Um homem com uma cicatriz no rosto riu friamente: “Venha aqui.” Liu Dafu, com as mãos agarradas às grades, gritava por sua inocência, ignorando as vozes atrás de si. Um dos presos se aproximou e bateu em seu ombro: “Nosso chefe está chamando você.” Liu Dafu continuou a ignorar, e ao ser empurrado várias vezes, perdeu a paciência e tentou afastá-los com um gesto.
Esse movimento irritou o homem atrás dele, que o agarrou e puxou para perto. Liu Dafu, confuso, sem saber o que fazer, foi derrubado por um soco. “Ai!” gritou ele, em meio a dores. “Por que você me bateu?” “Nosso chefe chamou você e você não escutou, não é? Quer bancar o importante diante de nós? Vamos ensinar algumas regras!” E vários homens começaram a socá-lo e chutá-lo.
Liu Dafu tentou proteger a cabeça, mas logo estava gritando de dor. Não muito longe, alguns guardas celestes assistiam à cena; um deles se virou e saiu.

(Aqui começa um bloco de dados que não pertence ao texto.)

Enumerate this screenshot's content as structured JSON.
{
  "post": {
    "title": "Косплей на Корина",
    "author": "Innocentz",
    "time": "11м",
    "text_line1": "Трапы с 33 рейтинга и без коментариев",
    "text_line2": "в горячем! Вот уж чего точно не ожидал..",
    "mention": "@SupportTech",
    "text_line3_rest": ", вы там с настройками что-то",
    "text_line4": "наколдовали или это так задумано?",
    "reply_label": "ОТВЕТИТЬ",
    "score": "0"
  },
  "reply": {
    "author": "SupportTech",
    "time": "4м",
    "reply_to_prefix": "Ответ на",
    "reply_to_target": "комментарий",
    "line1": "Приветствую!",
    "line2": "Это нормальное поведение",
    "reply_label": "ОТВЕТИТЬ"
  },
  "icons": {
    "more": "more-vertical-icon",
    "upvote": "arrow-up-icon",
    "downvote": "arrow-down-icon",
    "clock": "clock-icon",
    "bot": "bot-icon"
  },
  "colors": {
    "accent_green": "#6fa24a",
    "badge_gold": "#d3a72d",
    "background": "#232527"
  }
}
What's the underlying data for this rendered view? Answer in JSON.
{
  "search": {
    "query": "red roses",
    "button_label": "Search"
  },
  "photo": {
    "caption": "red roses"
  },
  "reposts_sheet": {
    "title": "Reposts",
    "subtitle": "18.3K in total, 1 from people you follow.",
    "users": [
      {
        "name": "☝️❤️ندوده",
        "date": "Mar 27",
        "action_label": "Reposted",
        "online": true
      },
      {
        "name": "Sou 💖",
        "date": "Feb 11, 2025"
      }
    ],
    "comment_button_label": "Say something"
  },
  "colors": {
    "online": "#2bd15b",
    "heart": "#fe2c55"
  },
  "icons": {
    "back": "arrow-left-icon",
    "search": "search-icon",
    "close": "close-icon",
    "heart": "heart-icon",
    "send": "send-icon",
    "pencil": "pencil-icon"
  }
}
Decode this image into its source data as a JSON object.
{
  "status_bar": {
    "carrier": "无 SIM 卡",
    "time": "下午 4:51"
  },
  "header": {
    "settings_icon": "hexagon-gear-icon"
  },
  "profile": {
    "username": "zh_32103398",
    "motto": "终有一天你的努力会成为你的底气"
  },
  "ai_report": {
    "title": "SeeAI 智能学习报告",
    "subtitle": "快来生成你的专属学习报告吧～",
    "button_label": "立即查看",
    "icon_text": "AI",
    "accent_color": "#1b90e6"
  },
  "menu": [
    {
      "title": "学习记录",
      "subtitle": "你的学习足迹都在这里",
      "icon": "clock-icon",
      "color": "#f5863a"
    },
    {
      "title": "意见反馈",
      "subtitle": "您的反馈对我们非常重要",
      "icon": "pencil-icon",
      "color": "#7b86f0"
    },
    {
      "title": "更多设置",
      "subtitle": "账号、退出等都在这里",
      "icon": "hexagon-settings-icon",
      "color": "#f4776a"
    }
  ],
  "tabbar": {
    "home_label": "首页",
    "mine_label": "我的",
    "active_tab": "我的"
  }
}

Deixou a ala prisional e foi ao salão onde os guardas celestes descansavam e trocavam de turno. Viu Chu Tian, segurando uma xícara de chá, sentado em silêncio, perdido em pensamentos. Em frente a ele, Wu Qianhuan também parecia pensativa.
“Senhorita, jovem mestre Chu.” O guarda aproximou-se e relatou, em voz baixa, tudo o que vira na cela.
Wu Qianhuan olhou para Chu Tian: “Pelo que parece, ele está dizendo a verdade. Você suspeita que ele esconde algo mais?” Chu Tian pousou a xícara, ponderando: “Não apenas suspeito, mas estou sendo cauteloso... Além disso, ainda acho tudo muito estranho. O Clã da Areia Sagrada agiu de forma muito sigilosa; conseguiram se esconder aqui na Cidade do Céu da Dança de uma maneira que não combina com seu modo de agir, nem mesmo com as habilidades do Vale das Mil Noites.”
“Fico pensando naquela mensagem...”, murmurou ele. “Avisar ‘Cabo da Espada Folha Verde todos os dias’?” perguntou Wu Qianhuan.
“Sim...”, respondeu Chu Tian em voz baixa. “Você acredita que já decifrei a primeira metade da mensagem?”